UPDATE: The on-line simulation seems to be working beautifully now! I'd recommend anyone to go back and take another look to enjoy both the mathematical beauty of orbital mechanics, and the aesthetics of the solar system visualization!
New York Times article Visualizing the Cosmic Streams That Spew Meteor Showers links to a solar system viewer that allows one to visualize aspects of meteor-shower-inducing comet orbits by Ian Webb.
Now, astronomers and engineers have created an animation that lets you witness the entire journey. Using data from the Cameras for Allsky Meteor Surveillance, a network of about 60 cameras pointed at the sky above San Francisco Bay, researchers have recorded more than 300,000 meteoroid trajectories since 2010. They plan to use the data to confirm more than 300 potential meteor showers that scientists have observed, but not verified.
“Each dot that you see is a shooting star that was captured by one of our cameras,” said Peter Jenniskens, an astronomer at the SETI Institute and NASA Ames Research Center in Silicon Valley, Calif., who runs CAMS. His interactive transforms meteor showers like the Geminids and the Orionids into shimmering rivers of space rocks. Viewers can pinpoint the moment the Lyrids or Eta Aquarids light up the night by watching when their streams intersect with the Earth’s orbit, shown in blue. There is even an option to see all the meteor showers at once, making it look like a meteor hurricane.

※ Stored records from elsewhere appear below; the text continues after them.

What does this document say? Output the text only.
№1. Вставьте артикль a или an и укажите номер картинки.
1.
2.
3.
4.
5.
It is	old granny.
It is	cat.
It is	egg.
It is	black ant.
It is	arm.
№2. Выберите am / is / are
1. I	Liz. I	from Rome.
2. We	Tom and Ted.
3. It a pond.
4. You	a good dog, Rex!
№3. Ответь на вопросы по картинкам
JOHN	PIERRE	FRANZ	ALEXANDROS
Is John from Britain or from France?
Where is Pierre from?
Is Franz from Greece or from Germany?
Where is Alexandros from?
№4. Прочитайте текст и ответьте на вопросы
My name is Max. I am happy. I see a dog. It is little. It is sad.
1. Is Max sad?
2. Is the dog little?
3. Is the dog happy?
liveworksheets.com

I need some help understanding what I'm looking at. When I first open it up I believe I see a number of objects following the same general hyperbolic (or very elliptical) orbit. What bothers me is that some seem to zip past very fast, some seem to crawl slowly, and some are moving at intermediate speed. If they are all associated with one primary comet, and follow similar paths in this large (roughly 10 AU) view, shouldn't they have at least roughly similar velocities?
Edit: I've snapped screenshots from 30-10-2017
to 04-11-2017
at a speed setting of 0.005
and made two GIFs below The second one is annotated with a red, green, and blue arrow indicating three objects (slow, medium, and fast) following nearly the same orbit with at least a factor of 10 different speeds between them.
I have replayed viewing from different angles, they follow nearly the same orbit in 3D, all the way around the sun and back into space - it is not related to a particular view.
I believe this to be completely unphysical!